1.why shoud we wrap go error
var ErrPermission = errors.New("permission denied")
// DoSomething returns an error wrapping ErrPermission if the user
// does not have permission to do something.
func DoSomething() {
if !userHasPermission() {
// If we return ErrPermission directly, callers might come
// to depend on the exact error value, writing code like this:
//
// if err := pkg.DoSomething(); err == pkg.ErrPermission { … }
//
// This will cause problems if we want to add additional
// context to the error in the future. To avoid this, we
// return an error wrapping the sentinel so that users must
// always unwrap it:
//
// if err := pkg.DoSomething(); errors.Is(err, pkg.ErrPermission) { ... }
return fmt.Errorf("%w", ErrPermission)
}
// ...
}
2.usage
var brokenErr = errors.New("I'am broken!")
// ...
err4 := fmt.Errorf("some %v wrong: %w", "james", brokenErr)
fmt.Println(err4.Error())
fmt.Println(errors.Unwrap(err4).Error())
// value equal
fmt.Println("is: ", errors.Is(err4, brokenErr))

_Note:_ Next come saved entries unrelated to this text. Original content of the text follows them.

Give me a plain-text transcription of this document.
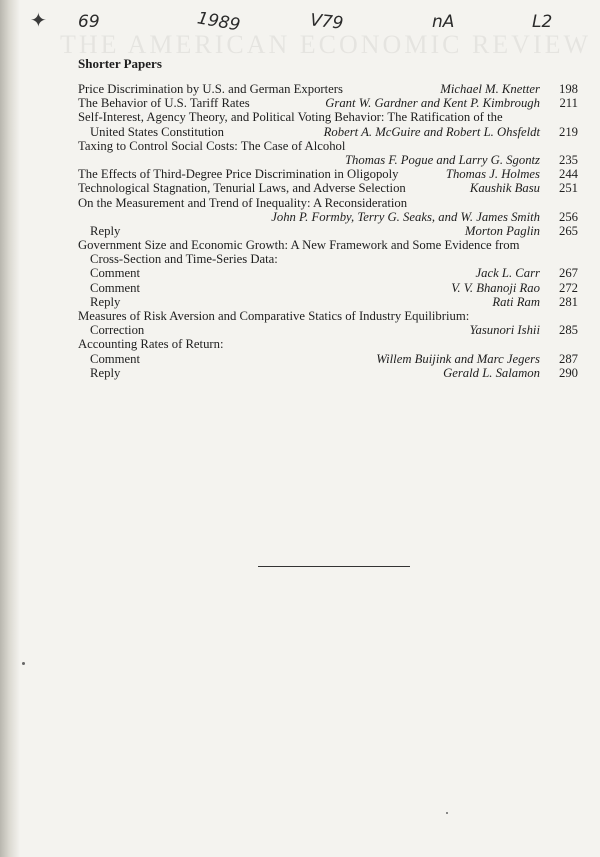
✦ 69	1989	V79	nA	L2
THE AMERICAN ECONOMIC REVIEW
Shorter Papers
Price Discrimination by U.S. and German Exporters	Michael M. Knetter	198
The Behavior of U.S. Tariff Rates	Grant W. Gardner and Kent P. Kimbrough	211
Self-Interest, Agency Theory, and Political Voting Behavior: The Ratification of the
United States Constitution	Robert A. McGuire and Robert L. Ohsfeldt	219
Taxing to Control Social Costs: The Case of Alcohol
Thomas F. Pogue and Larry G. Sgontz	235
The Effects of Third-Degree Price Discrimination in Oligopoly	Thomas J. Holmes	244
Technological Stagnation, Tenurial Laws, and Adverse Selection	Kaushik Basu	251
On the Measurement and Trend of Inequality: A Reconsideration
John P. Formby, Terry G. Seaks, and W. James Smith	256
Reply	Morton Paglin	265
Government Size and Economic Growth: A New Framework and Some Evidence from
Cross-Section and Time-Series Data:
Comment	Jack L. Carr	267
Comment	V. V. Bhanoji Rao	272
Reply	Rati Ram	281
Measures of Risk Aversion and Comparative Statics of Industry Equilibrium:
Correction	Yasunori Ishii	285
Accounting Rates of Return:
Comment	Willem Buijink and Marc Jegers	287
Reply	Gerald L. Salamon	290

// type assert, second param must pointer or interface. use &.
fmt.Println("as: ", errors.As(err4, &brokenErr))
3.details
- errors.Is will recursive all errors wraped in the error, if any one is equal then return true.
- errors.As also recursive the errors wraped, if find the first type match then return true, else return nil.
- we use [Is] to check if the internal error is some thing.
- we use [As] to handle all the specific type errors.